Вспомнил Пудовкины обольщения.
— Пойду, раз так, как наша корова, как Субботка, в заготскот. Ты за струментом гляди, вернусь — наймёмся с тобой в Нижнюю Мазу наличники нарезать к Кутуковым.
По грязно полосатому, как замоченное в тазике бельё, снегу отвезли деда Ивана в Мелекес.
Перед поездкой он всё возвращался к божнице. Там документы какие-то искал. Раза три вертался. Его корили:
Гоже там, чего упираешься? Отлежишься, и цурюк, хенде хох, к Авдотье, к Дунярке.
Иногда меня обдавало непрошеной злой радостью: «Некому теперь будет с веретенами посылать».
Странно, что и верхнемазинские жители обрадовались уезду безродного Ивана Романовича, ведь ничего плохого он не сделал, только превосходные изделия творил: точеные пурпурные солонки, поющие веретена, кружевные наличники, резные коньки на крышу.
— Шпиён улепетывает, — скривилась вслед тётка Шилова.
— Герой — с дырой, — сплюнул плюгавый мужичок Рябов.
Через полгода почтариха тётя Нина Меркулова сунула в окно конверт с синей бумажкой. Скончался дед Иван Романович в городе Мелекесе.

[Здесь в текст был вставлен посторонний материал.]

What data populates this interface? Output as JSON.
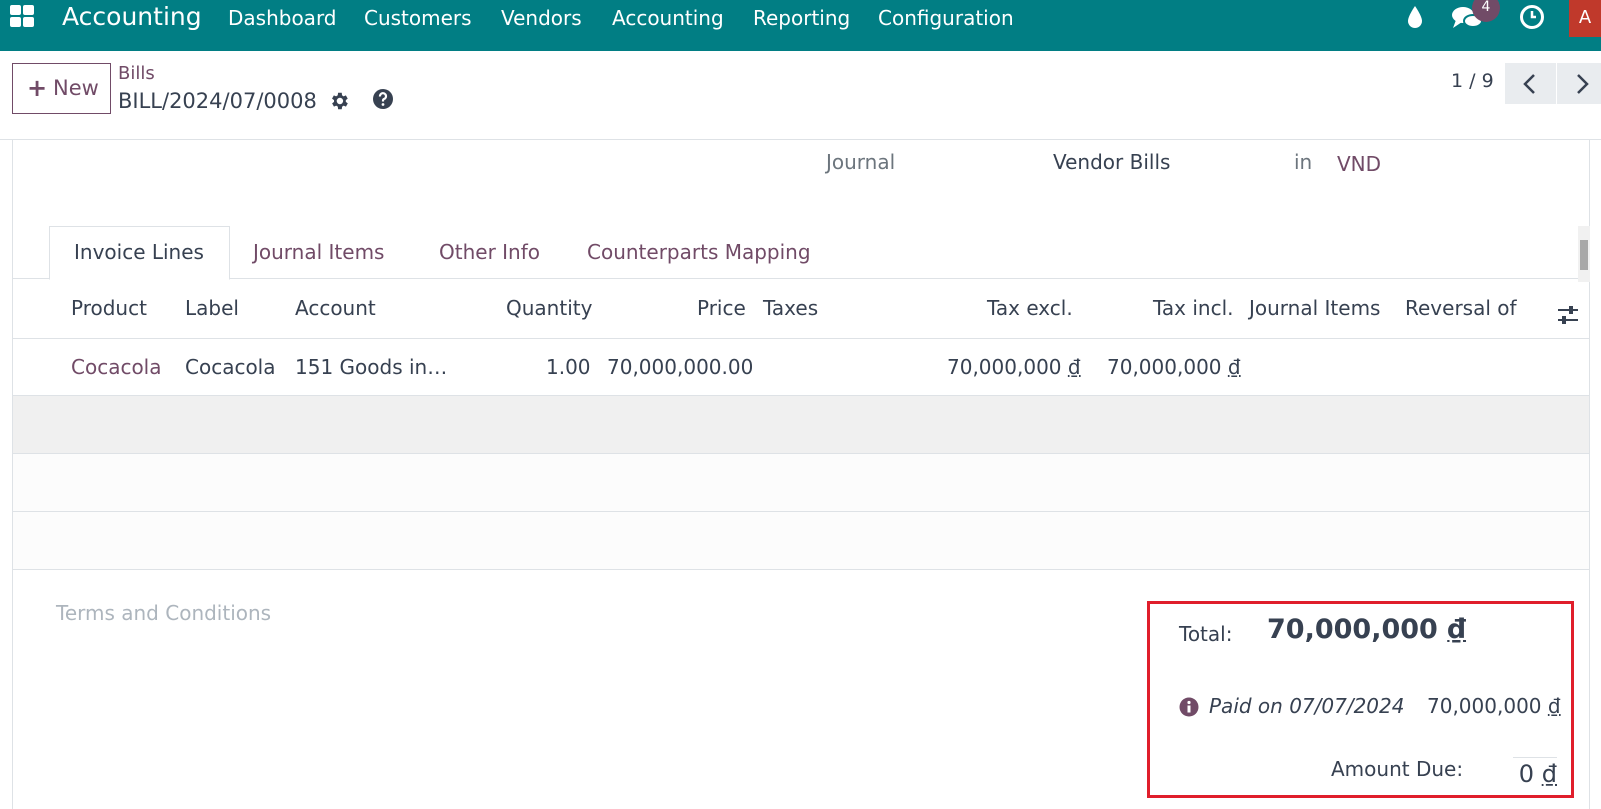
{
  "navbar": {
    "app_name": "Accounting",
    "menu": [
      "Dashboard",
      "Customers",
      "Vendors",
      "Accounting",
      "Reporting",
      "Configuration"
    ],
    "messages_badge": "4",
    "avatar_letter": "A",
    "icons": [
      "apps-icon",
      "drop-icon",
      "chat-icon",
      "clock-icon"
    ]
  },
  "control_panel": {
    "new_label": "New",
    "breadcrumb": "Bills",
    "record_name": "BILL/2024/07/0008",
    "pager": "1 / 9"
  },
  "header": {
    "journal_label": "Journal",
    "journal_value": "Vendor Bills",
    "in_label": "in",
    "currency": "VND"
  },
  "tabs": [
    "Invoice Lines",
    "Journal Items",
    "Other Info",
    "Counterparts Mapping"
  ],
  "table": {
    "columns": [
      "Product",
      "Label",
      "Account",
      "Quantity",
      "Price",
      "Taxes",
      "Tax excl.",
      "Tax incl.",
      "Journal Items",
      "Reversal of"
    ],
    "rows": [
      {
        "product": "Cocacola",
        "label": "Cocacola",
        "account": "151 Goods in…",
        "quantity": "1.00",
        "price": "70,000,000.00",
        "taxes": "",
        "tax_excl_amount": "70,000,000",
        "tax_incl_amount": "70,000,000",
        "currency_symbol": "₫"
      }
    ]
  },
  "footer": {
    "terms_placeholder": "Terms and Conditions"
  },
  "totals": {
    "total_label": "Total:",
    "total_amount": "70,000,000",
    "paid_label": "Paid on 07/07/2024",
    "paid_amount": "70,000,000",
    "amount_due_label": "Amount Due:",
    "amount_due": "0",
    "currency_symbol": "₫"
  },
  "colors": {
    "navbar": "#017e84",
    "accent": "#714b67",
    "highlight_border": "#e01e2b"
  }
}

А дедов инструмент разошелся по рукам. Верхнемазинские мужики втихомолку приходили к бабушке сумерничать, усаживались на почетный венский стул, стеснительно мяли руки:
— Тёть Дунь, ты мне коловорот не займёшь на пару дён? Верну, ей бо!..
И не приносил мужик инструмент. Зачем старухе коловорот? Верхнемазинские «безрукие бездельники», болтуны завладели гладкими, как галоши, и звонкими фуганками, шершебелями, фальцовками. Даже неприкосновенные пилы с клеймом «Лев на стреле» ушли, ушли, ушли…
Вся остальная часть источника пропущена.